Like a good many of you, I imagine, I was worried that hosting the 2012 Olympic Games in London might send out the wrong sort of message, especially to our young people. The games have traditionally been an appallingly elitist and singularly competitive tournament of a somewhat exclusive nature. Certain people, unfairly selected on the shallow basis of their physical prowess, run, jump and throw things and the people who do best are rewarded while those who do poorly are labelled failures. This is regrettably true even of the more recent Paralympic Games, where the noble aspiration of making crippled people feel valued is undermined by the process of forcing them to compete against one another and awarding the ‘best’ competitors medals (with their distasteful military connotations).
But things are changing, thankfully. It is not just that for the first time the Paralympic Games now has equal billing to the Olympic Games (the lessons of positive discrimination suggest it should really have top billing, of course). The signs are that the games in London may at last be a properly commun-ity-based, consensual and democratic affair.

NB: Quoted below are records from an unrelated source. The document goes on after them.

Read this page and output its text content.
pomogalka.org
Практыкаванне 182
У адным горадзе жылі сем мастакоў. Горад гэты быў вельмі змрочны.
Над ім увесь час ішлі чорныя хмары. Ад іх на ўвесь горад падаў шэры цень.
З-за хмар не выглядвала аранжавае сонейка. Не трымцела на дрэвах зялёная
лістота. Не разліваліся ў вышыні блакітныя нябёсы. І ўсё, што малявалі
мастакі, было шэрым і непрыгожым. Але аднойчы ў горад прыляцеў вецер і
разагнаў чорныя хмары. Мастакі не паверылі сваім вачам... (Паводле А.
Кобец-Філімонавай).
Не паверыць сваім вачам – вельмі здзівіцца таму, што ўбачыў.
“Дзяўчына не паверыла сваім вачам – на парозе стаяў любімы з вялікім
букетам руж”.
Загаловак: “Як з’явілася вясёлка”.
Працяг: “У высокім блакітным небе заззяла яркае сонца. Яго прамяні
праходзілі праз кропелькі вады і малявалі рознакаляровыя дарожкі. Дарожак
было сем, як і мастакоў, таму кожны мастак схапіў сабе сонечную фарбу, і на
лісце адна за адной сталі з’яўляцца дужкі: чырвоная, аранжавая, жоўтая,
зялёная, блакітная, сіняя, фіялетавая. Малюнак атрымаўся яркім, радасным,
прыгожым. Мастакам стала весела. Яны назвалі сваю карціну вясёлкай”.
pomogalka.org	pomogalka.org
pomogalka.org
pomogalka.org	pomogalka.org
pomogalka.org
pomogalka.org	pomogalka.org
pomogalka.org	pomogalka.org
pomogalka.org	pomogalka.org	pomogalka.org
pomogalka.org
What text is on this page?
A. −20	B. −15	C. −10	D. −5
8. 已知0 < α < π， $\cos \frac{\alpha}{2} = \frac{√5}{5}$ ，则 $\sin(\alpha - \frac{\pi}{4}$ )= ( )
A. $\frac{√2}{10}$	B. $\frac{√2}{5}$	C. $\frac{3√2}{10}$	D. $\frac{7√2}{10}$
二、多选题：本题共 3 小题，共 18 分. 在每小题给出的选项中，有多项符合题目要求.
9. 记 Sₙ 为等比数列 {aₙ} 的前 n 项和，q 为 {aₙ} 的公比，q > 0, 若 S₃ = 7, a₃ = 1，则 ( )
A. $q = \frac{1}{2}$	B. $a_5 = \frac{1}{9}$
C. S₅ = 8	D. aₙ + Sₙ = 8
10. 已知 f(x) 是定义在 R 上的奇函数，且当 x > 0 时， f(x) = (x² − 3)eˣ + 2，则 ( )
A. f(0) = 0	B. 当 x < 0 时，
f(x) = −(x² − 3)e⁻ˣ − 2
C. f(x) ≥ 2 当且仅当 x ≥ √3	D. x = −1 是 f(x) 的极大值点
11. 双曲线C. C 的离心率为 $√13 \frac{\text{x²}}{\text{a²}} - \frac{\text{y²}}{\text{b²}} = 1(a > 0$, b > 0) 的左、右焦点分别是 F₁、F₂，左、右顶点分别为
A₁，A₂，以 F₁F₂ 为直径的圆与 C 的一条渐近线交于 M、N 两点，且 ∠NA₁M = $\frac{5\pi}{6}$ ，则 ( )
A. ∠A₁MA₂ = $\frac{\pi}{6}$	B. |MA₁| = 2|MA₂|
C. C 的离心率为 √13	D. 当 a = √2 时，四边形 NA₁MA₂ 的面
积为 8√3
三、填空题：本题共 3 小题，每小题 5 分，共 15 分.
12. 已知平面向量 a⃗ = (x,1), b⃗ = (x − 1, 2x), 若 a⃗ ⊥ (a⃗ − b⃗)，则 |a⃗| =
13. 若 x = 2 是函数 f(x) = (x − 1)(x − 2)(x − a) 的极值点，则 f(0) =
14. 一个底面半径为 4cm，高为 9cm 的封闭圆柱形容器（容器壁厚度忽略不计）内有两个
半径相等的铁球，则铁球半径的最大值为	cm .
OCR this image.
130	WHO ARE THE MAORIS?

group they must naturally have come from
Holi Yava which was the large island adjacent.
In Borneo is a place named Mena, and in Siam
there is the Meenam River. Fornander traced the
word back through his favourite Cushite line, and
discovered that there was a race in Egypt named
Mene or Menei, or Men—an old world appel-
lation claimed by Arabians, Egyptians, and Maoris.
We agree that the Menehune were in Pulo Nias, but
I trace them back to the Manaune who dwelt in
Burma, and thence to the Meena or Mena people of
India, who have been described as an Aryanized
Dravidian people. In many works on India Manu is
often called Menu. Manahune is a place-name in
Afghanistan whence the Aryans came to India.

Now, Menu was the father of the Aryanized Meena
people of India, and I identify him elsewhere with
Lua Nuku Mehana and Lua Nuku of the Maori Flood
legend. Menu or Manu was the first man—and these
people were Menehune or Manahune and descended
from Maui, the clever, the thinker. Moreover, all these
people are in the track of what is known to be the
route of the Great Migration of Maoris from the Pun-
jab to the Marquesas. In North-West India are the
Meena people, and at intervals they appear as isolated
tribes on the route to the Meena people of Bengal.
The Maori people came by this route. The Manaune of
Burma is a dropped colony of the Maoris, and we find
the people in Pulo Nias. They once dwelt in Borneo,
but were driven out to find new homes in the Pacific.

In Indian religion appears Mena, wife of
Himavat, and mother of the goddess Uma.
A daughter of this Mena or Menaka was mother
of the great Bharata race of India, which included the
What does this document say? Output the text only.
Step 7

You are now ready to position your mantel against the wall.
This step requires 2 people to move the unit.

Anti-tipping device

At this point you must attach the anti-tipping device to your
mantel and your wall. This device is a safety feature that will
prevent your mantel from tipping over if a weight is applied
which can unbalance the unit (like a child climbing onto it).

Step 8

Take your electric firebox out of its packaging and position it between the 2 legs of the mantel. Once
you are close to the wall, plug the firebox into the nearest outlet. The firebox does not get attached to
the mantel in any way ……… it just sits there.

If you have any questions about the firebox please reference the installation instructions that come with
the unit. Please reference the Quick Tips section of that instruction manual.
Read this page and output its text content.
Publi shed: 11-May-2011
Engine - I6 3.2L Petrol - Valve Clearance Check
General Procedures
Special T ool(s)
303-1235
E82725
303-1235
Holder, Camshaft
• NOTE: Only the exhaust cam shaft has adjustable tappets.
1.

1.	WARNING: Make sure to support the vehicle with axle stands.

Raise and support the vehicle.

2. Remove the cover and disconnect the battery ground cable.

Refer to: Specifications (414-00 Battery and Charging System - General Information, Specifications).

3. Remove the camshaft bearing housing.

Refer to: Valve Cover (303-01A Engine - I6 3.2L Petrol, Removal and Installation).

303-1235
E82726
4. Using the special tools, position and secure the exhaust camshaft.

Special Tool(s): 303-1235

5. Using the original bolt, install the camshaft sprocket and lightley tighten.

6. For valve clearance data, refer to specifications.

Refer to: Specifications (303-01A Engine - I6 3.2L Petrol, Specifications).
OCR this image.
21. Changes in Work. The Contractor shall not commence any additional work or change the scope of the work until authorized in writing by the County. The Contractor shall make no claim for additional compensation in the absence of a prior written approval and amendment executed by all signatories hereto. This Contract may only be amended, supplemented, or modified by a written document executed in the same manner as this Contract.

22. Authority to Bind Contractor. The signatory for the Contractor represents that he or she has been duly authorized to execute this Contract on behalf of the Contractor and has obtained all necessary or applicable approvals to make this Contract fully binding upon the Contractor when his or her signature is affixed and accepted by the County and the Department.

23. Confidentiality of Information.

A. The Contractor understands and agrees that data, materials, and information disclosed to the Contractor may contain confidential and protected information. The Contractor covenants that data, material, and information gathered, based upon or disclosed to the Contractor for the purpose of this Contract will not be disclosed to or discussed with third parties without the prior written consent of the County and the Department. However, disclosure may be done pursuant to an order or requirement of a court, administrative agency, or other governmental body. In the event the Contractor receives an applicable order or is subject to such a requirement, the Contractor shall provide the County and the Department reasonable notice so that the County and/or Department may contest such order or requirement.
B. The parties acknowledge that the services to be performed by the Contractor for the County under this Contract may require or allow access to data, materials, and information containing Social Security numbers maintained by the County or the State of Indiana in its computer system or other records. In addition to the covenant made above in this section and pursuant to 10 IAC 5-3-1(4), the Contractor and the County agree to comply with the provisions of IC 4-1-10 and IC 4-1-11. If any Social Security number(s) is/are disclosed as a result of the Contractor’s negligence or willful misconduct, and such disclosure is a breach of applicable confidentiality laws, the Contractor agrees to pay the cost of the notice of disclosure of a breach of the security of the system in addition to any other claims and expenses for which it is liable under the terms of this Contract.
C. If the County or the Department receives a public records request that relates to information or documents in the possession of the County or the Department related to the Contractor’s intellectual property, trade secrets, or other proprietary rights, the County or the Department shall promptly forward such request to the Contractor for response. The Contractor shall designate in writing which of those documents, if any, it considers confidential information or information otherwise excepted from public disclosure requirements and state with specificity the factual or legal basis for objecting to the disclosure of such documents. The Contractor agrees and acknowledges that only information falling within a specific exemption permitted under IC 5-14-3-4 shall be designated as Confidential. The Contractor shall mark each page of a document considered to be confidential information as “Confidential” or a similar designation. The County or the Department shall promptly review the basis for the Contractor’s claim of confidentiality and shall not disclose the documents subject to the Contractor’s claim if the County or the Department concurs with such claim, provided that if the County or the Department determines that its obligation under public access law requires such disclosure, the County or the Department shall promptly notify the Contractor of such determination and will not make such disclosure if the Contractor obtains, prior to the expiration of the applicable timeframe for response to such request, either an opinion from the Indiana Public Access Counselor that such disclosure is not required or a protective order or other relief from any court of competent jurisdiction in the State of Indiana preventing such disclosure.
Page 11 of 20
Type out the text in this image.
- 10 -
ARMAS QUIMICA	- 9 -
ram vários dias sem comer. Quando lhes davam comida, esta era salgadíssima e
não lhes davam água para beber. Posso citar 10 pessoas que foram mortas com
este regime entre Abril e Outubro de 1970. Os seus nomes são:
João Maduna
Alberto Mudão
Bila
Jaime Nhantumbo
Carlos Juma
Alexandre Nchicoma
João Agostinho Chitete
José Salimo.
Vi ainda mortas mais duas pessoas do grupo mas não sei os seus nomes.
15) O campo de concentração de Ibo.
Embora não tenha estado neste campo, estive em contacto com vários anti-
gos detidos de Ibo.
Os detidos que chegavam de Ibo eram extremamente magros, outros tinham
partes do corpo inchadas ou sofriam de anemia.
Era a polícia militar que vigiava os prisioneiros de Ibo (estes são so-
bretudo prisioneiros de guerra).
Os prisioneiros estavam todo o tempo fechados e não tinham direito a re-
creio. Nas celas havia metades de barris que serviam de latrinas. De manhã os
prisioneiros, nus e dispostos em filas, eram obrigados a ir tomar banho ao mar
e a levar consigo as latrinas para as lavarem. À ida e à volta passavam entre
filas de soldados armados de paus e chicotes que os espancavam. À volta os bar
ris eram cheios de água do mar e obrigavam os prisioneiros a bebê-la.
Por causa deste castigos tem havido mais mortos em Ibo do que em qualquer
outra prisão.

There was a huge advertisement in the Sunday Times last weekend from the various quangos set up to run the Olympics, under the meaningful and powerful headline ‘Together’. The photograph at the top of the ad showed some British schoolchildren running across a playground, with great determination. Importantly, none of the children was what we might call ‘white’, which is good. I think we’ve seen and heard quite enough of white children, haven’t we? The only justification for having white children in the photograph would have been to have them apologising to the black children for thousands of years of slavery and cultural and military imperialism.